本当なら、40歳の誕生日を迎えるこの日、
私は、ニューヨークにいるはずだった。
そのために準備してきたし、仕事の調整も1年以上前から事務所にお願いしていたくらいだ。
しかし、コロナという情勢で私の計画は全て台無しになってしまった。
私の40歳を何か特別な形で迎えようと思っていたのに。
初の海外一人旅にも挑戦しようと思っていたのに。
不可抗力の出来事なので、仕方ないと自分に言い聞かせつつも、
初めて「自分でイチから決めたことがうまくいかなかった」ことに、
若干イライラもしていたりしたのだ。
まったく、私はなんとめんどくさい人間なのか。
このお仕事をやめるとという選択肢の浮上。

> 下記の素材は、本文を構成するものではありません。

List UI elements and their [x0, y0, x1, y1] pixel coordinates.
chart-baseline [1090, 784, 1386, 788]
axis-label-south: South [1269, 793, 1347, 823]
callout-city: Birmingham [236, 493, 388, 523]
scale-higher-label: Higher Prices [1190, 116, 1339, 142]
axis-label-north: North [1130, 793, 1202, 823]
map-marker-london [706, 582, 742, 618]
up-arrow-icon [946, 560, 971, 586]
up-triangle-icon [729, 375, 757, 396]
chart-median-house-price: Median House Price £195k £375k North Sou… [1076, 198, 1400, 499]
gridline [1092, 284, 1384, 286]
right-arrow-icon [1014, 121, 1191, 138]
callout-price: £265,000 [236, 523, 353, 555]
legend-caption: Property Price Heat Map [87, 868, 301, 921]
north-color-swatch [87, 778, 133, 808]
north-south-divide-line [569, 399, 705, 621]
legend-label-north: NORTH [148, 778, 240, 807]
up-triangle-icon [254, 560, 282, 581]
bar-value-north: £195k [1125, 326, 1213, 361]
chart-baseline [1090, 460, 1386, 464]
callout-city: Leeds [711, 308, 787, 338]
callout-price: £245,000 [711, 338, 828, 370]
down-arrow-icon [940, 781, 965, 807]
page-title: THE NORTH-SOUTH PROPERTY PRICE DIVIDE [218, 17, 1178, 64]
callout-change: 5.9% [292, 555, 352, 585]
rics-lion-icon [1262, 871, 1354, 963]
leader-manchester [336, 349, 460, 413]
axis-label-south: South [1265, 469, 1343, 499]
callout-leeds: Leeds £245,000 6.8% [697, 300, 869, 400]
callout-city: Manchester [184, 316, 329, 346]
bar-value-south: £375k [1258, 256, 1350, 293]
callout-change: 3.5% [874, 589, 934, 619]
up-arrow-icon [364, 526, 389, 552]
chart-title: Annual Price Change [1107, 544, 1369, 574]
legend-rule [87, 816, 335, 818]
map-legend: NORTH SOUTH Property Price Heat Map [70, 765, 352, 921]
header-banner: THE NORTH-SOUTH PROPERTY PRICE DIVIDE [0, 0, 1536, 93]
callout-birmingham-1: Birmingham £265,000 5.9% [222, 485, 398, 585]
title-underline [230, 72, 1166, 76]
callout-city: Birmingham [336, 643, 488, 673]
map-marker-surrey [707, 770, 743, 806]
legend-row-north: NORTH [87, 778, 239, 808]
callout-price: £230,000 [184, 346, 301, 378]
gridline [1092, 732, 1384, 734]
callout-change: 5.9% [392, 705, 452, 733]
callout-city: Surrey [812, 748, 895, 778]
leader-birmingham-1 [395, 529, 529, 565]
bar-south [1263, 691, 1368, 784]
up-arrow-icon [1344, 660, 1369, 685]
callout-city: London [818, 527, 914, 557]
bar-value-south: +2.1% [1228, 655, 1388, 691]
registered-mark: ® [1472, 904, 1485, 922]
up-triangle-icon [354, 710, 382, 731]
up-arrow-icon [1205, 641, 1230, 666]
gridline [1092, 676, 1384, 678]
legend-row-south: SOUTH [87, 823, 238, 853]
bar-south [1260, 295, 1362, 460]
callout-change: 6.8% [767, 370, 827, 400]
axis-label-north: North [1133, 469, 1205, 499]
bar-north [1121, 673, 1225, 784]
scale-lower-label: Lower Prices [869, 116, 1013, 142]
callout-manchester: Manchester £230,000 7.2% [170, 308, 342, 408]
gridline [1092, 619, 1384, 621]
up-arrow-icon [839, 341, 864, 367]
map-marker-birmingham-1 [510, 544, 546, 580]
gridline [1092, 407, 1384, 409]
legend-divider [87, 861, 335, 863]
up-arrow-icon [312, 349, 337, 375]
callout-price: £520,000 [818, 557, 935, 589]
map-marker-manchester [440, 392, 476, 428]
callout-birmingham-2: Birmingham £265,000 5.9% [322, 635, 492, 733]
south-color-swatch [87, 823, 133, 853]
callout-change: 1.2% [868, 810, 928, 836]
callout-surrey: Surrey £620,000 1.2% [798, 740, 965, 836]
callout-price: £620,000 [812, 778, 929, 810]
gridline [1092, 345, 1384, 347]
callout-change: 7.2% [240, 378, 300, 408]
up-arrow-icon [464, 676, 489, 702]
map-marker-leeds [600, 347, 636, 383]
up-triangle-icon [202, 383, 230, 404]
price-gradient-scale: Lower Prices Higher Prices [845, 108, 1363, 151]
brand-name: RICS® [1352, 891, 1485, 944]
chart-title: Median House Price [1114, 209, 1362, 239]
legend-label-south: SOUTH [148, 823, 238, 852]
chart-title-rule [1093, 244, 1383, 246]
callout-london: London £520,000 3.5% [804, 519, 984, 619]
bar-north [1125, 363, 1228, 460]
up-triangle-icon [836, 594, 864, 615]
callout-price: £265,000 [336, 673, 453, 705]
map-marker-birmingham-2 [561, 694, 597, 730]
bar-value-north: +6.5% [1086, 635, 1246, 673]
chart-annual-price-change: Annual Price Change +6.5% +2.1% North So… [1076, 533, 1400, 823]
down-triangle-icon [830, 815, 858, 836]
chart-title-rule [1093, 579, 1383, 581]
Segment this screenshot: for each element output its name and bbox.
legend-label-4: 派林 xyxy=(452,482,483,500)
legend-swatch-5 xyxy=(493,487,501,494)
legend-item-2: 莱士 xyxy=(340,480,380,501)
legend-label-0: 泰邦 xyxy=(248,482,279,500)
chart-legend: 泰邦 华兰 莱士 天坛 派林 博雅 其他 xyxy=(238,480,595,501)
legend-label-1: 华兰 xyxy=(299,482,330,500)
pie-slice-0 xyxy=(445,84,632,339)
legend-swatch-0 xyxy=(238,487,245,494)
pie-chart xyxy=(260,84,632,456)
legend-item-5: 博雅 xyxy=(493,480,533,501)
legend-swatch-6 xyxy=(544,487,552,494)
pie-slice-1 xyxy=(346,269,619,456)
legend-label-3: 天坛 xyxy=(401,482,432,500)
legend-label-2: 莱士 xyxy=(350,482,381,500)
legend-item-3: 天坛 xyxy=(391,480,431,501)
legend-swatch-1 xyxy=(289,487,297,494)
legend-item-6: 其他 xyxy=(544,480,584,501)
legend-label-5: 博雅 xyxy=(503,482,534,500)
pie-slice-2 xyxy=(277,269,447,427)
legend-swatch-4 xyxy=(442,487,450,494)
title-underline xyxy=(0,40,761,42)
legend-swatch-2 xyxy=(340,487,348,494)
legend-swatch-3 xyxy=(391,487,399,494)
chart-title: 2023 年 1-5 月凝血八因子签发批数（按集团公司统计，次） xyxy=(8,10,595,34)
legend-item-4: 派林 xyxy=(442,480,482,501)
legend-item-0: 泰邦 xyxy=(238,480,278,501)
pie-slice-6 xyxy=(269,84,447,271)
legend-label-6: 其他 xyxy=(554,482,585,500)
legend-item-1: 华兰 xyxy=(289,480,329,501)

迷うことが格段に増えた。
もちろんお仕事は自分のペースでやらせていただいているのだけど、
どうも昔ほど前のめりになれない自分も存在している。
昔は「一生、役者」ってかっこいいと思っていたけど、
最近は割とそうでもない。
ふとした時に、
「あ、やめようかな」という考えが頭をよぎる。
っていうことを誕生日前々日にリアルに書いていたのだけど、
さっきオーディションに通った連絡がきた。
ほら、まただ。
もう何度目なんだ。
まだ私はこのお仕事をやめられない。
私は人に何かできるんじゃないかと思っていた。
でも、それは大きな勘違いだった。
40歳である。
実は、私がアニーに出演した時の母親の年齢が40歳だった。
今思えば、私の母はなんて勇敢な人だったのだろうと思う。
ど田舎の奈良からいきなり東京に行くってどんな勇気なのか。
しかも娘と二人だけで上京するとか。
今の私に、そのくらいのことができる勇気があるだろうか。
ない、確実にない。
私は大きな勘違いをしたまま生きてきたような気がする。
自分の持っている「潜在的に持っている能力みたいな何か」で、
世界を変えたり、人を変えたりできるんじゃないかって思っていた。
だけど、世界はさほど変わらなかったし、人を変えることはできないと、
自分自身が変わることしかできないのだと、
ようやくこの年齢になって実感してきた、
むしろ、思い知らされたというべきか。
遅いだろ。
何も出来ないけれど、人に見せられる唯一の力は「這い上がる力」
私は、どうやら諦めが悪い。
現実的な思考ももちろん持ち合わせているとは思うのだけど、
最後の0.1%まで何かやろうとはしている気がする。
自分の中に「その姿」がイメージとして見える限りは。
体調も、精神も、完全に万全というわけではない。
季節の変わり目は起き上がれないし、
低気圧ですぐに頭痛にもなる。
だけど、伝えたいことが少しだけある。
私の声で、
私の歌で、
表現できるものなんて、些細だけど。
嫌だなんて思ったことはないから、
結局続けられているのは、好きだからなんだと思う。
私を愛してくれているすべての人に、
今年も変わらぬ感謝と心からの愛を。
これからもどうか愛してください。